Bien le bonjour mes petits agneaux !
Pour une fois, je vais profiter de cet emplacement pour vous expliquer quelques petits "changements". Les voici :
1. J'ai peaufiné les dix premiers chapitres en y ajoutant mon commentaire personnel à la fin. Le contenu est le même mais je souhaitais vous parler plus en détails de la conception du chapitre concerné pour ceux ou celles que cela intéresse. A présent, vous pouvez retrouver "Le petit commentaire de l'auteure" à la fin de chaque chapitre y compris ceux à venir.
2. Je tiens à préciser que cela fait six mois que j'écris sans relâche tous les jours. Pour faire court, j'ai eu une sorte de déclic en regardant le film Disney Vaïana, en jouant à The Legend of Zelda : Breath of the Wild et en lisant toutes les sagas de Pierre Bottero. Je vous dis pas l'effet que ce petit mélange a eu sur moi. Si je vous dis que j'ai écrit pour le moment 32 chapitres sur OpenOffice, vous n'allez pas vous évanouir ? Si ? Ah mince, pardon... C'est pour cela que le rythme de publication va être beaucoup plus rapide. Je ne dis pas que je publierai un chapitre par jour, je souhaite quand même vous laisser le temps de lire un chapitre à la fois. Et rassurez-vous, je ne me précipite pas. Chaque chapitre est soigné, je vous laisserai juger par vous-même.
3. Quelques personnes m'ont laissé des commentaires d'encouragement ainsi que des critiques sur ma fic. Je me désolais de ne pouvoir vous répondre du coup à partir de maintenant je profiterai de cet emplacement pour vous répondre. Sachez que chaque commentaire est précieux, je les lis avec attention. Commençons sans plus tarder :
Hasna-ghost - Contente que le premier chapitre de cette histoire t'ait plu ! *smile*
L1109 - Merci de m'avoir fait remarquer que les tirets n'apparaissaient pas. Certains caractères que j'utilise sur OpenOffice ne sont pas disponibles sur . Du coup je dois être plus attentive. Encore merci !
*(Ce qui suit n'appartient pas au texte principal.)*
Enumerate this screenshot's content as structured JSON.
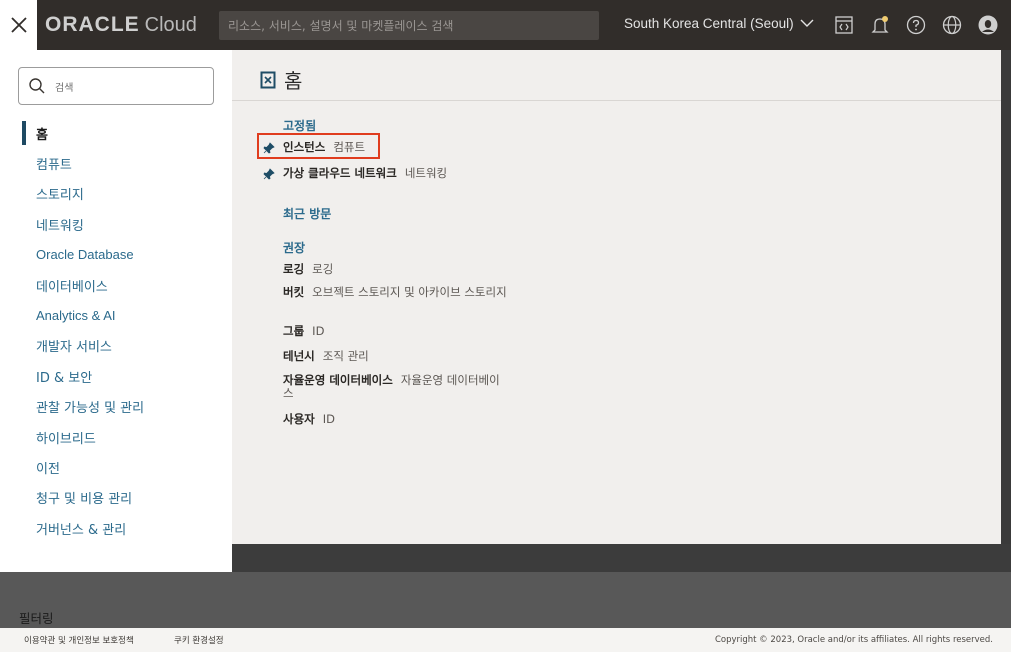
{
  "topbar": {
    "brand": "ORACLE",
    "brand_suffix": "Cloud",
    "search_placeholder": "리소스, 서비스, 설명서 및 마켓플레이스 검색",
    "region": "South Korea Central (Seoul)",
    "icons": [
      "close-icon",
      "cloud-shell-icon",
      "bell-icon",
      "help-icon",
      "globe-icon",
      "user-icon"
    ]
  },
  "sidebar": {
    "search_placeholder": "검색",
    "items": [
      {
        "label": "홈"
      },
      {
        "label": "컴퓨트"
      },
      {
        "label": "스토리지"
      },
      {
        "label": "네트워킹"
      },
      {
        "label": "Oracle Database"
      },
      {
        "label": "데이터베이스"
      },
      {
        "label": "Analytics & AI"
      },
      {
        "label": "개발자 서비스"
      },
      {
        "label": "ID & 보안"
      },
      {
        "label": "관찰 가능성 및 관리"
      },
      {
        "label": "하이브리드"
      },
      {
        "label": "이전"
      },
      {
        "label": "청구 및 비용 관리"
      },
      {
        "label": "거버넌스 & 관리"
      }
    ]
  },
  "main": {
    "title": "홈",
    "pinned_heading": "고정됨",
    "pinned": [
      {
        "name": "인스턴스",
        "category": "컴퓨트"
      },
      {
        "name": "가상 클라우드 네트워크",
        "category": "네트워킹"
      }
    ],
    "recent_heading": "최근 방문",
    "recommended_heading": "권장",
    "recommended": [
      {
        "name": "로깅",
        "category": "로깅"
      },
      {
        "name": "버킷",
        "category": "오브젝트 스토리지 및 아카이브 스토리지"
      },
      {
        "name": "그룹",
        "category": "ID"
      },
      {
        "name": "테넌시",
        "category": "조직 관리"
      },
      {
        "name": "자율운영 데이터베이스",
        "category": "자율운영 데이터베이스"
      },
      {
        "name": "사용자",
        "category": "ID"
      }
    ]
  },
  "filter_label": "필터링",
  "footer": {
    "terms": "이용약관 및 개인정보 보호정책",
    "cookies": "쿠키 환경설정",
    "copyright": "Copyright © 2023, Oracle and/or its affiliates. All rights reserved."
  },
  "colors": {
    "topbar_bg": "#312d2a",
    "link": "#2b6a8c",
    "highlight": "#e03c1e"
  }
}
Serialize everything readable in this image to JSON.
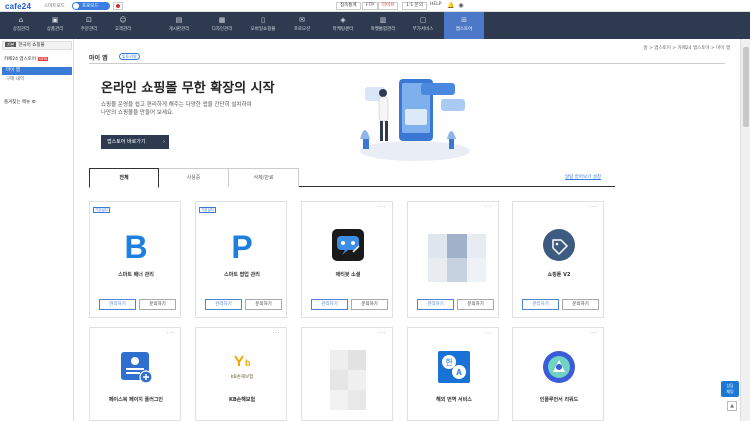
{
  "topbar": {
    "logo": "cafe24",
    "smartmode_label": "스마트모드",
    "toggle_label": "프로모드",
    "flag_label": "KR",
    "btn_stats": "접속통계",
    "btn_ftp": "FTP",
    "btn_live": "라이브",
    "btn_inquiry": "1:1 문의",
    "help": "HELP"
  },
  "nav": {
    "items": [
      {
        "label": "상점관리"
      },
      {
        "label": "상품관리"
      },
      {
        "label": "주문관리"
      },
      {
        "label": "고객관리"
      },
      {
        "label": "게시판관리"
      },
      {
        "label": "디자인관리"
      },
      {
        "label": "모바일쇼핑몰"
      },
      {
        "label": "프로모션"
      },
      {
        "label": "마케팅센터"
      },
      {
        "label": "마켓통합관리"
      },
      {
        "label": "부가서비스"
      },
      {
        "label": "앱스토어"
      }
    ]
  },
  "sidebar": {
    "head_badge": "기본",
    "head_label": "한국어 쇼핑몰",
    "section_title": "카페24 앱스토어",
    "section_new": "NEW",
    "items": [
      {
        "label": "마이 앱"
      },
      {
        "label": "구매 내역"
      }
    ],
    "favorites": "즐겨찾는 메뉴"
  },
  "main": {
    "title": "마이 앱",
    "tutorial": "튜토리얼",
    "breadcrumb": "홈 > 앱스토어 > 카페24 앱스토어 > 마이 앱",
    "hero_title": "온라인 쇼핑몰 무한 확장의 시작",
    "hero_desc_1": "쇼핑몰 운영을 쉽고 편리하게 해주는 다양한 앱을 간단히 설치하여",
    "hero_desc_2": "나만의 쇼핑몰을 만들어 보세요.",
    "hero_button": "앱스토어 바로가기",
    "tabs": [
      {
        "label": "전체"
      },
      {
        "label": "사용중"
      },
      {
        "label": "삭제/만료"
      }
    ],
    "tab_link": "알림 받아보기 설정"
  },
  "cards": [
    {
      "tag": "기본설치",
      "name": "스마트 배너 관리",
      "btn1": "관리하기",
      "btn2": "문의하기",
      "icon": "b-letter-icon",
      "color": "#1f7fe0"
    },
    {
      "tag": "기본설치",
      "name": "스마트 팝업 관리",
      "btn1": "관리하기",
      "btn2": "문의하기",
      "icon": "p-letter-icon",
      "color": "#1f7fe0"
    },
    {
      "tag": "",
      "name": "애티봇 소셜",
      "btn1": "관리하기",
      "btn2": "문의하기",
      "icon": "chatbot-icon",
      "color": "#1a1a1a"
    },
    {
      "tag": "",
      "name": "",
      "btn1": "관리하기",
      "btn2": "문의하기",
      "icon": "blurred-icon",
      "color": "#b5c4d6"
    },
    {
      "tag": "",
      "name": "쇼핑툰 V2",
      "btn1": "관리하기",
      "btn2": "문의하기",
      "icon": "price-tag-icon",
      "color": "#3d5a80"
    },
    {
      "tag": "",
      "name": "페이스북 페이지 플러그인",
      "icon": "profile-card-icon",
      "color": "#2f6fd0"
    },
    {
      "tag": "",
      "name": "KB손해보험",
      "icon": "kb-logo-icon",
      "color": "#f2a800"
    },
    {
      "tag": "",
      "name": "",
      "icon": "blurred-icon",
      "color": "#d9d9d9"
    },
    {
      "tag": "",
      "name": "해외 번역 서비스",
      "icon": "translate-icon",
      "color": "#1b72d6"
    },
    {
      "tag": "",
      "name": "인플루언서 리워드",
      "icon": "influencer-icon",
      "color": "#3b5bd9"
    }
  ],
  "kb_text": "KB손해보험",
  "float": {
    "label_1": "상담",
    "label_2": "채팅"
  }
}
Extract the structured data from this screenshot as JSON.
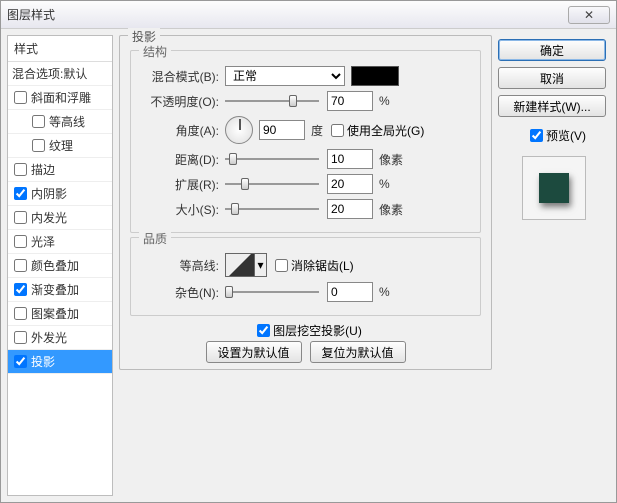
{
  "window": {
    "title": "图层样式",
    "close": "✕"
  },
  "sidebar": {
    "header": "样式",
    "blend": "混合选项:默认",
    "items": [
      {
        "label": "斜面和浮雕",
        "checked": false,
        "indent": false
      },
      {
        "label": "等高线",
        "checked": false,
        "indent": true
      },
      {
        "label": "纹理",
        "checked": false,
        "indent": true
      },
      {
        "label": "描边",
        "checked": false,
        "indent": false
      },
      {
        "label": "内阴影",
        "checked": true,
        "indent": false
      },
      {
        "label": "内发光",
        "checked": false,
        "indent": false
      },
      {
        "label": "光泽",
        "checked": false,
        "indent": false
      },
      {
        "label": "颜色叠加",
        "checked": false,
        "indent": false
      },
      {
        "label": "渐变叠加",
        "checked": true,
        "indent": false
      },
      {
        "label": "图案叠加",
        "checked": false,
        "indent": false
      },
      {
        "label": "外发光",
        "checked": false,
        "indent": false
      },
      {
        "label": "投影",
        "checked": true,
        "indent": false,
        "selected": true
      }
    ]
  },
  "panel": {
    "title": "投影",
    "structure": {
      "title": "结构",
      "blend_label": "混合模式(B):",
      "blend_value": "正常",
      "opacity_label": "不透明度(O):",
      "opacity_value": "70",
      "opacity_unit": "%",
      "angle_label": "角度(A):",
      "angle_value": "90",
      "angle_unit": "度",
      "global_label": "使用全局光(G)",
      "distance_label": "距离(D):",
      "distance_value": "10",
      "distance_unit": "像素",
      "spread_label": "扩展(R):",
      "spread_value": "20",
      "spread_unit": "%",
      "size_label": "大小(S):",
      "size_value": "20",
      "size_unit": "像素"
    },
    "quality": {
      "title": "品质",
      "contour_label": "等高线:",
      "aa_label": "消除锯齿(L)",
      "noise_label": "杂色(N):",
      "noise_value": "0",
      "noise_unit": "%"
    },
    "knockout_label": "图层挖空投影(U)",
    "reset_default": "设置为默认值",
    "restore_default": "复位为默认值"
  },
  "right": {
    "ok": "确定",
    "cancel": "取消",
    "new_style": "新建样式(W)...",
    "preview_label": "预览(V)"
  },
  "colors": {
    "swatch": "#000000",
    "preview_fill": "#1c4a3e"
  }
}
Kasumihime - La toute première citation du passé d'Akira est bel et bien tirée de Naruto, bien vu ! C'est effectivement Hinata qui prononce cette phrase. Je trouvais qu'elle collait parfaitement à Akira. Merci pour ton commentaire !
Soutien - Ce pseudo m'a fait vraiment sourire. Tu comprendras que je ne peux malheureusement pas te dévoiler la suite de l'histoire et les origines d'Akira *sourire machiavélique*. Et sois rassuré : je n'abandonnerai jamais cette fic.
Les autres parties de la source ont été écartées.